Boston Museum. - "Harbor Lights." Harbor Lights, though why it should be so called is not made very plain to the audience, is a sensational play with a well constructed plot, and although some of the characters and situations are worn a little threadbare by constant use, nevertheless are so skillfully managed as to make it seem almost like a new play. The play is well cast and the company appear to better advantage than in the many plays which they have presented.

Boston Theatre. - "Shadows of a Great City," Owing to lack of time we were unable to report this performance. Notice of it will appear in Friday's issue.

Globe Theatre. - "Erminie." This is the first time the Casino Company have appeared outside their own theatre, which seems a pity, as it is a company of such merit. The opera is founded on the story of 'Robert Macaire,' though so very little is left of the original story as to be hardly recognizable. The music and dialogue are bright and taking, and altogether it is one of the best light operas we have seen for a long while.

Park Theatre. - One of Our Girls." In last Sundays issue of the Herald appeared a long article on this play, and as most of our readers have probably read that, we shall not enter into long descriptions. There is room for improvement in several members of the cast and a lack of polish about certain situations, notably the ending of the play, which seems hurriedly done, no doubt will be corrected.
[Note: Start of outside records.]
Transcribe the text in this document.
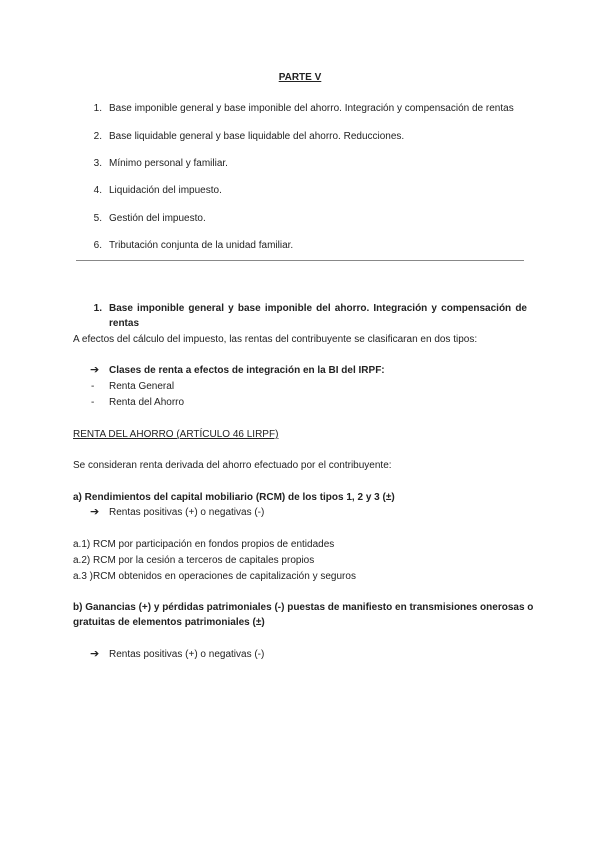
PARTE V
1. Base imponible general y base imponible del ahorro. Integración y compensación de rentas
2. Base liquidable general y base liquidable del ahorro. Reducciones.
3. Mínimo personal y familiar.
4. Liquidación del impuesto.
5. Gestión del impuesto.
6. Tributación conjunta de la unidad familiar.
1. Base imponible general y base imponible del ahorro. Integración y compensación de
rentas
A efectos del cálculo del impuesto, las rentas del contribuyente se clasificaran en dos tipos:
➔ Clases de renta a efectos de integración en la BI del IRPF:
- Renta General
- Renta del Ahorro
RENTA DEL AHORRO (ARTÍCULO 46 LIRPF)
Se consideran renta derivada del ahorro efectuado por el contribuyente:
a) Rendimientos del capital mobiliario (RCM) de los tipos 1, 2 y 3 (±)
➔ Rentas positivas (+) o negativas (-)
a.1) RCM por participación en fondos propios de entidades
a.2) RCM por la cesión a terceros de capitales propios
a.3 )RCM obtenidos en operaciones de capitalización y seguros
b) Ganancias (+) y pérdidas patrimoniales (-) puestas de manifiesto en transmisiones onerosas o
gratuitas de elementos patrimoniales (±)
➔ Rentas positivas (+) o negativas (-)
Hollis Street Theatre. - Adonis. Dixey the gay, Dixey the handsome, Dixey the agile, holds possession of the Hollis Street, and has been received with the same furore that attends his first nights wherever he goes. The play abounds in laughable situations, and Mr. Dixey in turn impersonates a statue, a village belle, Mr. Irving, a barber, and a dry goods clerk with infinite ease and cleverness. Mr. Richards' imitations of Couldock and Bouccicault are exceedingly laughable. There is no lack of pretty music, pretty faces and pretty figures. Adonis is like Venice - "See it and die; for you have then seen all."